Teknologi Kecerdasan Buatan Samsung Semakin Jauh Tertinggal

SEOUL – Samsung Electronics pernah menjadi pemain dominan di jenis semikonduktor, menempatkannya kedudukan teratas di inovasia kecerdasan buatan.
Namun, raksasa elektronik Korea Selatan itu pada masa kini tertinggal dari pesaing lamanya, SK Hynix, di chip generasi berikutnya yang mana telah terjadi menjadi komponen utama bagi pemimpin silikon Artificial Intelligence Nvidia.
Hal ini mengakibatkan laba Samsung menurun, sekitar USD126 miliar telah terjadi hilang dari nilai pasarnya, menurut data dari S&P Capital IQ, serta manusia eksekutif mengeluarkan permintaan maaf masyarakat yang digunakan langka tentang kinerja keuangan perusahaan baru-baru ini.
Memori adalah jenis chip penting yang dimaksud digunakan untuk menyimpan data, serta dapat ditemukan di dalam sejumlah perangkat mulai dari telepon pintar hingga laptop.
Selama bertahun-tahun, Samsung merupakan pemimpin yang tersebut tak terbantahkan di teknologi ini, mengungguli pesaingnya dari Korea Selatan, SK Hynix, juga pesaingnya dari AS, Micron.
Namun, seiring dengan meningkatnya popularitas program kecerdasan buatan (AI) seperti Asisten Percakapan GPT milik OpenAI, infrastruktur dasar yang mana dibutuhkan untuk melatih model besar yang tersebut menjadi andalannya menjadi fokus yang dimaksud tambahan besar.

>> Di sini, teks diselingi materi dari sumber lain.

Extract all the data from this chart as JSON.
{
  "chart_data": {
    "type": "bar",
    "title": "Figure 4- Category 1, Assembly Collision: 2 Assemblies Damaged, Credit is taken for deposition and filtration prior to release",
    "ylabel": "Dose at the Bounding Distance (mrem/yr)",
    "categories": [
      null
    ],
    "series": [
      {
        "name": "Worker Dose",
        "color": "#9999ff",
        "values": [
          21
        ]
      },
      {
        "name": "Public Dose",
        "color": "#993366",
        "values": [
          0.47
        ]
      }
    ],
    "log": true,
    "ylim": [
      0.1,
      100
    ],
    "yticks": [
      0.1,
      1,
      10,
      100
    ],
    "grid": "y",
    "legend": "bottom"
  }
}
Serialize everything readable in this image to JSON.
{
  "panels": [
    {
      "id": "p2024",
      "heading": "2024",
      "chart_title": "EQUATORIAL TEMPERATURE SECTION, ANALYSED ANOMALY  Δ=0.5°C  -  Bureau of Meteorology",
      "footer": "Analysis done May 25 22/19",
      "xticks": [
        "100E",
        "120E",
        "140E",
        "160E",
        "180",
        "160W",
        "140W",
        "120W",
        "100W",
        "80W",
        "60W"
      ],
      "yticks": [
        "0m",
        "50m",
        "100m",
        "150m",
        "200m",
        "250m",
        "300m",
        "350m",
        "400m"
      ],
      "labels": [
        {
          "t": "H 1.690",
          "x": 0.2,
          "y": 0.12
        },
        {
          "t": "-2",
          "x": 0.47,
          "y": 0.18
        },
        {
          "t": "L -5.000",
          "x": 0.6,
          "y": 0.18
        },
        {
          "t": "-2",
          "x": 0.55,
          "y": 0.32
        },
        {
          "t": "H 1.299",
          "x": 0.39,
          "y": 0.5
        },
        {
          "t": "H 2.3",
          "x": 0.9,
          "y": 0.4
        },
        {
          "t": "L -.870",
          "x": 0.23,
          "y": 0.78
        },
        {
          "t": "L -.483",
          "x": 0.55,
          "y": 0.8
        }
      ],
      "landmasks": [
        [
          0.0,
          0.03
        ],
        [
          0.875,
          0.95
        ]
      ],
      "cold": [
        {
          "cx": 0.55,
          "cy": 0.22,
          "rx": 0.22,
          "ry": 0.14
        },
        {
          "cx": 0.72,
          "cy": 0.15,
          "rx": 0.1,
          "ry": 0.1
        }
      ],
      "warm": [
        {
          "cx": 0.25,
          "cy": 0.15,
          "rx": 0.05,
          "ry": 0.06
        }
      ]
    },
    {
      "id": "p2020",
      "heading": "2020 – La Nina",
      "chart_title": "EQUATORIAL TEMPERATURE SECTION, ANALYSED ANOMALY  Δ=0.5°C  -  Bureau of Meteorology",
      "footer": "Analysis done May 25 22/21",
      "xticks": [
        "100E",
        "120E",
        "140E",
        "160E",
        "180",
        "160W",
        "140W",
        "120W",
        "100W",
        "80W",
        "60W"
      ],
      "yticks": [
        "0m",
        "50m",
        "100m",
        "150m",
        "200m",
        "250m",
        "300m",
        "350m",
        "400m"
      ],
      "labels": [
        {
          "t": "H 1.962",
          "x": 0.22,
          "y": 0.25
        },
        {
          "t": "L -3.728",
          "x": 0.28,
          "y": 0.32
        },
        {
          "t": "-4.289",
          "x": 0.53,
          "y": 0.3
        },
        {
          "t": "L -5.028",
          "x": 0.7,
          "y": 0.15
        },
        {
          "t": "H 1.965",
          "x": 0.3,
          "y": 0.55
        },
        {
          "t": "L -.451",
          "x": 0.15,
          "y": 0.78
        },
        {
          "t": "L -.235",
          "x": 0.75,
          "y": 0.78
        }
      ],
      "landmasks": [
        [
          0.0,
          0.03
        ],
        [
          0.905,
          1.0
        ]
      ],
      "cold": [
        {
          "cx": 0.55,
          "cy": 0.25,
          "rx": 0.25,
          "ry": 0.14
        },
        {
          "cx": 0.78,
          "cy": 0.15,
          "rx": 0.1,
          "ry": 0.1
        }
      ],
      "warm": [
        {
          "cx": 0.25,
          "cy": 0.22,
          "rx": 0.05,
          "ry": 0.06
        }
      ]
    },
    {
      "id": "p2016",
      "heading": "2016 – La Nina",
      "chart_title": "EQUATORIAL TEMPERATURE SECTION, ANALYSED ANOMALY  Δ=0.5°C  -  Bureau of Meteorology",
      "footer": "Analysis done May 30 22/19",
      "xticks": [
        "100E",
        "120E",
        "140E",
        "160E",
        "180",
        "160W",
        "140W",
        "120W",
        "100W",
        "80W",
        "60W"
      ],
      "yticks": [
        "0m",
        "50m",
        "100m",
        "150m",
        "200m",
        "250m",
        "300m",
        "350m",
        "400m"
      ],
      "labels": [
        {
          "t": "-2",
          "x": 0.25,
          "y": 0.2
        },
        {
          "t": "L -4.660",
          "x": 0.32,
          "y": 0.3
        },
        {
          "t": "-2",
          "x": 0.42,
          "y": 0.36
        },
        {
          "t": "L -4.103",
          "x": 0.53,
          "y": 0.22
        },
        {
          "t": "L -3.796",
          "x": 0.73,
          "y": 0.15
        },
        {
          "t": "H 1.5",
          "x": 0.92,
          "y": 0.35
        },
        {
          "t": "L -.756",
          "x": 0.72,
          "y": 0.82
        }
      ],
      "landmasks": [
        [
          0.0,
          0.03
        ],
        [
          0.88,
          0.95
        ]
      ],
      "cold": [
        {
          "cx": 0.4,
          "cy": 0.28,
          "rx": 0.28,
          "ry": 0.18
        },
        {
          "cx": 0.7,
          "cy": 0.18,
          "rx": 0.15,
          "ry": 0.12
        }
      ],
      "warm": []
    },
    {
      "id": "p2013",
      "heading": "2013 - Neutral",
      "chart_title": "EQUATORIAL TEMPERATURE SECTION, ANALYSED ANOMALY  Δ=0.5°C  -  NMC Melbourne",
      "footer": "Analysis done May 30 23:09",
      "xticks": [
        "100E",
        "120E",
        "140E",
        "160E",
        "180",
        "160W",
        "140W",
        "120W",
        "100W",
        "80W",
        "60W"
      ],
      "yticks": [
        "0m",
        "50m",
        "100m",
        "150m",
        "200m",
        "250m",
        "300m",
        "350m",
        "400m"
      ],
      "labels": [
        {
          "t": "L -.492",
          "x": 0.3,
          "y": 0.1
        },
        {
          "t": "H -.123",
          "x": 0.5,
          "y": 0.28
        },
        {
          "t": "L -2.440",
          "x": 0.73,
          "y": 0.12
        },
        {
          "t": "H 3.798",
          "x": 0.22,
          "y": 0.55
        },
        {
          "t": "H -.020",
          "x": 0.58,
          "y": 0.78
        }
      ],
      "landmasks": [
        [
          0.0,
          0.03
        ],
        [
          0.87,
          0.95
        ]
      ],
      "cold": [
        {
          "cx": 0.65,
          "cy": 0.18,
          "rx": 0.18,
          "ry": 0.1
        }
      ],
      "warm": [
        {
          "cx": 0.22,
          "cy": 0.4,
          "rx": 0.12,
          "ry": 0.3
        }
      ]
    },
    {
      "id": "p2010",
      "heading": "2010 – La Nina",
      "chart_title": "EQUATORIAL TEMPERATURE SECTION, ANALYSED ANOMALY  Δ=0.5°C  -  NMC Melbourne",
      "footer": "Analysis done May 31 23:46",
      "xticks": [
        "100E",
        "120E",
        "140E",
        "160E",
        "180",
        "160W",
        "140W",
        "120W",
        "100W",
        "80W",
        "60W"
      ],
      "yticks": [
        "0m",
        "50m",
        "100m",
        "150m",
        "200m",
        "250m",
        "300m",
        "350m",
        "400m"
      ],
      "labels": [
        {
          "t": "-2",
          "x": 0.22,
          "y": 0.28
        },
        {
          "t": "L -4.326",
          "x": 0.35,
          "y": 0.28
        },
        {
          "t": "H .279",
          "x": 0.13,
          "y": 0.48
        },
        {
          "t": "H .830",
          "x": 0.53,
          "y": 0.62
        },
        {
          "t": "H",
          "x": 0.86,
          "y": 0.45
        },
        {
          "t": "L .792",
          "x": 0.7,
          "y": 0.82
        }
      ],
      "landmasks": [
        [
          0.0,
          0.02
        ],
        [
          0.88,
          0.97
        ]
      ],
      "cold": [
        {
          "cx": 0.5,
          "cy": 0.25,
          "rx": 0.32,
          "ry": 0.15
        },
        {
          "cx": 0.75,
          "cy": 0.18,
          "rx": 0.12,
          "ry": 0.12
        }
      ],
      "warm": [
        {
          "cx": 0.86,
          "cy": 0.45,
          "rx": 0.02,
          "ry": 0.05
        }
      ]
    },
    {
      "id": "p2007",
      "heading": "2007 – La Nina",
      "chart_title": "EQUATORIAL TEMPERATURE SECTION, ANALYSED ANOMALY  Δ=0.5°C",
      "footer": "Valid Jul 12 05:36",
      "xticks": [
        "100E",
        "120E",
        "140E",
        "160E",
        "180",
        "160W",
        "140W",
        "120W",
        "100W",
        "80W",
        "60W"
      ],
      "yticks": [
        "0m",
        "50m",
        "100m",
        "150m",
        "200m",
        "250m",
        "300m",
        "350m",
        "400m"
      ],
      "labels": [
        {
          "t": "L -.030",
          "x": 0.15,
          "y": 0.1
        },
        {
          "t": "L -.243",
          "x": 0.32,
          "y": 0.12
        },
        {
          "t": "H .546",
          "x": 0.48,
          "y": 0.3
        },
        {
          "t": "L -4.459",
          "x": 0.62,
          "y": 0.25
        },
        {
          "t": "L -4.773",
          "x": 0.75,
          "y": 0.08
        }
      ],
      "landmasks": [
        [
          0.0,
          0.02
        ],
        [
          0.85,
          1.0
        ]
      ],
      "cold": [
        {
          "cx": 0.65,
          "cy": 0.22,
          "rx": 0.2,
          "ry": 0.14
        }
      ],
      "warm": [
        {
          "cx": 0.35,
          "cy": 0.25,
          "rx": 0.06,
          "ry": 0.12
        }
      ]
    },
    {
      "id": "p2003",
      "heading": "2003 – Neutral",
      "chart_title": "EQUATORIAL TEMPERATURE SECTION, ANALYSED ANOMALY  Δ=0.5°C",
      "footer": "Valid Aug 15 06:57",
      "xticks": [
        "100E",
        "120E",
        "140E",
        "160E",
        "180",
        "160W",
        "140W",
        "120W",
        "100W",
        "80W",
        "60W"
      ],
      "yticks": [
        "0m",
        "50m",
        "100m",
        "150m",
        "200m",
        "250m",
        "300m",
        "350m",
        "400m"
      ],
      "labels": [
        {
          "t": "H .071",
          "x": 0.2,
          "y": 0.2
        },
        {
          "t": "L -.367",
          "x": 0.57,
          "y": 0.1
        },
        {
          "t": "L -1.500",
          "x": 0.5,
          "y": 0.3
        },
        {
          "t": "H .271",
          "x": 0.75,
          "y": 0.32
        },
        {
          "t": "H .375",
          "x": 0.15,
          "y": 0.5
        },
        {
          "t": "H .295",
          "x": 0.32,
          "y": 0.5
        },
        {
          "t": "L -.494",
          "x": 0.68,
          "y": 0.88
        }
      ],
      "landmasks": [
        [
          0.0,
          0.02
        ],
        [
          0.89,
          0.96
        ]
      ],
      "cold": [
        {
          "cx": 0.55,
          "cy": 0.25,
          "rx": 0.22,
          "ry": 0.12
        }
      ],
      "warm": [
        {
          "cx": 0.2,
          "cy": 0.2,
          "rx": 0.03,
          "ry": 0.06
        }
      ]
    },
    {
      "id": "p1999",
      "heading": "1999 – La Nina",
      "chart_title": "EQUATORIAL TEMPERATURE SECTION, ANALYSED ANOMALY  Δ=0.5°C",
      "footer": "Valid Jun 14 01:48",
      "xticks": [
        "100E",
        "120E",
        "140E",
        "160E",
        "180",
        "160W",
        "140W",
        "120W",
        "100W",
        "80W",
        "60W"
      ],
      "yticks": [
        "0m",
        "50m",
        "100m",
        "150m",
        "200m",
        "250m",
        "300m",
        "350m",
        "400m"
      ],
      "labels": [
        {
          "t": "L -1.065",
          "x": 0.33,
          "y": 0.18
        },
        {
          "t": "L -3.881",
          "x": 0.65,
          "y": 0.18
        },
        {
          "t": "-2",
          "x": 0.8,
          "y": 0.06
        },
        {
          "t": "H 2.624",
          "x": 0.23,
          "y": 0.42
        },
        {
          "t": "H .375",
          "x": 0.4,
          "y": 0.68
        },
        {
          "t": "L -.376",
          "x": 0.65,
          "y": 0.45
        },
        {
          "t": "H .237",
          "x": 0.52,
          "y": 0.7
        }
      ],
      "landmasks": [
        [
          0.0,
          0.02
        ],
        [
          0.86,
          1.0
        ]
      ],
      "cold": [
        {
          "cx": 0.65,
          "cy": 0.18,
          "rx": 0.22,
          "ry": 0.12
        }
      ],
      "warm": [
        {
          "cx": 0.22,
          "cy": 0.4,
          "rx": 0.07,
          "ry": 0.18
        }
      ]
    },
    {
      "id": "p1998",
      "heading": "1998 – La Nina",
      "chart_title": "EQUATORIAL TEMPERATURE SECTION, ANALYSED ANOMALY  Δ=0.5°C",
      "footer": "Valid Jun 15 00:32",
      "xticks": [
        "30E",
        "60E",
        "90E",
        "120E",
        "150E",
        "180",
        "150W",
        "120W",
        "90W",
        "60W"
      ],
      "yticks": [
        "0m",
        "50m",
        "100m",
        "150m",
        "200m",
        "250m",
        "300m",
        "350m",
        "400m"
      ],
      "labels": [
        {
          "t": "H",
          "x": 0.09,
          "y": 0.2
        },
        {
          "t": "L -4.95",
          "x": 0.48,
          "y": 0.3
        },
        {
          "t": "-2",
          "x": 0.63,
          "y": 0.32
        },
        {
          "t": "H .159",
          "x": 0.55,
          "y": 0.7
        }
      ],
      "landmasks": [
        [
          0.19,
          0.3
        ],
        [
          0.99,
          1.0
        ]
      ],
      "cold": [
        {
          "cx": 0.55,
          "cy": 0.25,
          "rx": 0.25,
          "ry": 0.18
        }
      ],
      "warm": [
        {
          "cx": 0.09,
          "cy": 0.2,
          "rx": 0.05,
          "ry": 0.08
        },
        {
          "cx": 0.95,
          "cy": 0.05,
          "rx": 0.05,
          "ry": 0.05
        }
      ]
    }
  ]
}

Nvidia telah dilakukan muncul sebagai pemain teratas pada bidang ini dengan unit pemrosesan grafis (GPU) yang telah terjadi menjadi standar emas yang dimaksud digunakan oleh para raksasa teknologi untuk pelatihan AI.
Bagian penting dari arsitektur semikonduktor yang dimaksud adalah memori pita lebar tinggi atau HBM. Memori generasi berikutnya ini melibatkan penumpukan beberapa chip memori akses acak dinamis (DRAM), tetapi pasarnya kecil sebelum ledakan AI, di dalam situlah Samsung terjebak lalu gagal berinvestasi, laporan CNBC menjelaskan lebih banyak lanjut.
“HBM sudah pernah menjadi komoditas yang digunakan sangat khusus … untuk waktu yang lama lalu Samsung tidaklah memfokuskan sumber dayanya pada pengembangannya,” kata Kazunori Ito, direktur riset ekuitas di area Morningstar seperti dilansir dari Wion News, Hari Jumat (8/11/2024).
“Karena sulitnya teknologi yang mana terlibat di penumpukan DRAM kemudian kecilnya ukuran pangsa yang dimaksud dapat dituju, diyakini bahwa biaya pengembangan yang mana tinggi bukan dapat dibenarkan.”